Смуглой рукой она вынула изо рта точеную из одного куска кости дугу с полудюжиной огромных передних зубов. Собственные у нее были куда как темнее.
– Зачем это? – срывающимся голосом спросила Кача. – Вы кто такие?
– А вот сейчас ты это и узнаешь, красавица наша, надежда наша, умница наша, – сказала ведьма. – И спасибо нам скажешь, голубушка. Сколько же мы тебя ждали!..
Семь женщин, одетых примерно так же, приблизились, улыбаясь. На ходу они вынимали свои устрашающие зубы и протягивали их на ладонях девушке – мол, разгляди, потрогай, ничего тут страшного нет.
– До чего же ты красивой уродилась, – продолжала самая первая ведьма. – Ручки, ручки какие! И этими ручками навозные вилы хватать! А личико, личико! Чтобы это личико на сенокосе обгорало, чтобы с этого носика кожа слезала? И ведь умницей выросла! Как в красавице нашей кровь чувствуется!
– Кровь, кровь чувствуется! Наша, старая, добрая кровь! – подхватили семь добродушных ведьм. – Как нашу кровь ни глушили, как ни истребляли, а она пробилась! Бегунья наша лесная, быстроногая…
– О чем вы говорите, какая кровь? – искренне удивилась Кача. Первым делом она, понятно, подумала о старом бароне, который за сорок лет активной жизни в поместье немалым количеством своей благородной крови поделился с местными жителями. Но Кача лицом уродилась в отца, так что барон тут был ни при чем.
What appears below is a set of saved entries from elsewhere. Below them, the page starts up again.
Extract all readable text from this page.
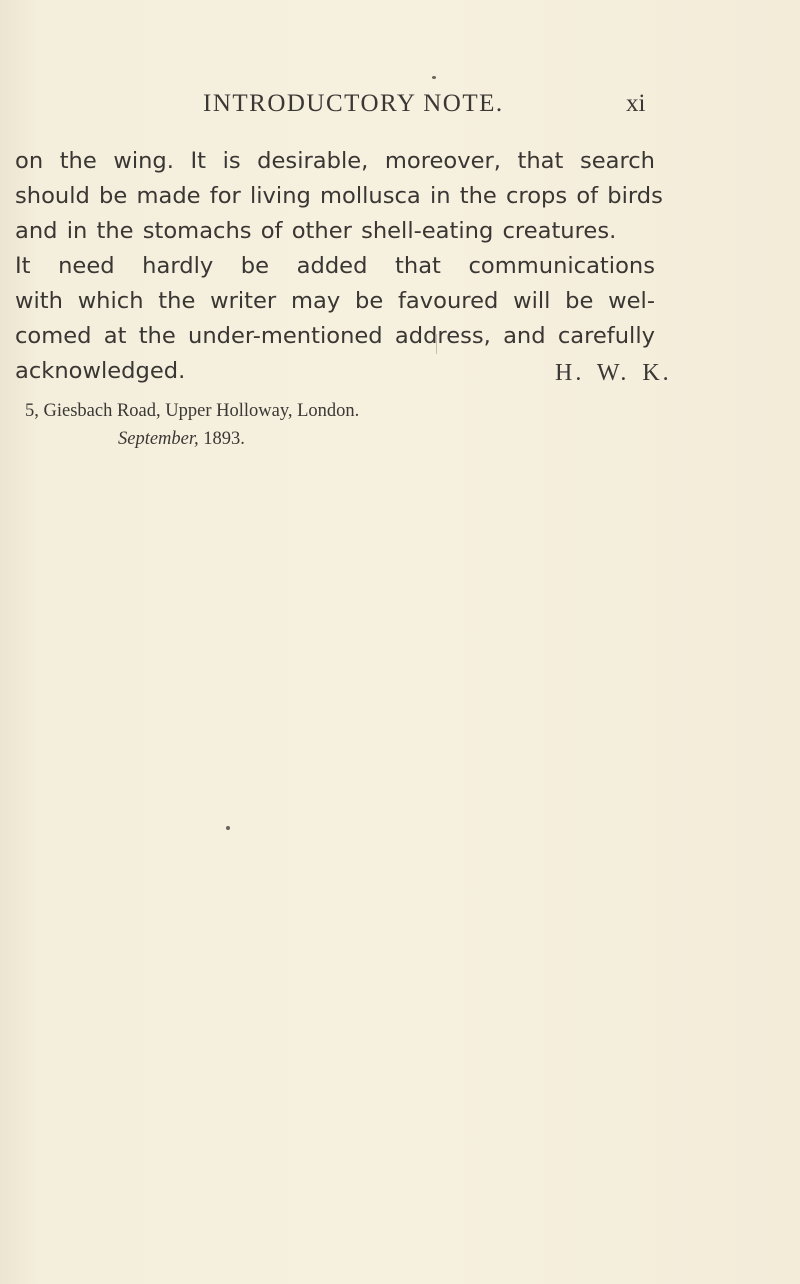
INTRODUCTORY NOTE.	xi
on the wing. It is desirable, moreover, that search
should be made for living mollusca in the crops of birds
and in the stomachs of other shell-eating creatures.
It need hardly be added that communications
with which the writer may be favoured will be wel-
comed at the under-mentioned address, and carefully
acknowledged.	H. W. K.
5, Giesbach Road, Upper Holloway, London.
September, 1893.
– Твоя кровь, голубушка, – и с этими словами самая молодая из ведьм, с волосами по плечи и в расшитой кожаной повязке, выскользнула из-за камня и сняла с шеи сакту. Странно смотрелась серебряная сакта с ладонь величиной, с круглыми высокими пупырышками, на черной кожаной рубахе – но, приколотая к серой вышитой сорочке Качи, она прямо налилась блеском. Вот тут ей и было истинное место.
Кача схватилась за сакту. Такого дорогого украшения у нее никогда не было и быть не могло.
– Носи, носи, тебе нужно парням нравиться, – первая ведьма погладила девушку по плечу. – Нам такие вещицы ни к чему, а тебе их дадим сколько хочешь. Мы клады знаем. Наведем на клад – и будешь самая нарядная. Ты ведь наша младшая сестричка, мы, старшие, должны тебя любить, холить, баловать!.. Самые дорогие виллайне у тебя будут! Самые пестрые юбки! И венки бисерные! И рубашки тонкого полотна!
Слушая эти прельстительные обещания, Кача и не заметила, как ее окружили со всех сторон, как увлекли к самому камню, как темные худые руки составили хитроумную ловушку…
– Но прежде ты должна умереть! – воскликнула ведьма.
Девушку повалили на плоский камень, рванули на ее груди рубашку, она закричала, но сухая ладонь запечатала ей рот. Увидев нацеленный ей в шею короткий толстый клинок из темного, лишенного блеска металла, Кача закрыла глаза.
– Ты умрешь, ты умрешь, глупенькая… – жутким шелестом твердили ведьмы, – ты покинешь этот мир и войдешь в другой мир, это не страшно, ты всего только умрешь…
Острие коснулось груди, прокололо кожу – но дальше не пошло.
– Говори, Тоол-Ава! Говори смертное слово над сестрой!
– Пусть умрет! Я, Тоол-Ава, огнем своим выжигаю из нее все, что дали ей пришельцы! Все вражеское я из нее выжигаю, чтобы нашим, родным заменить!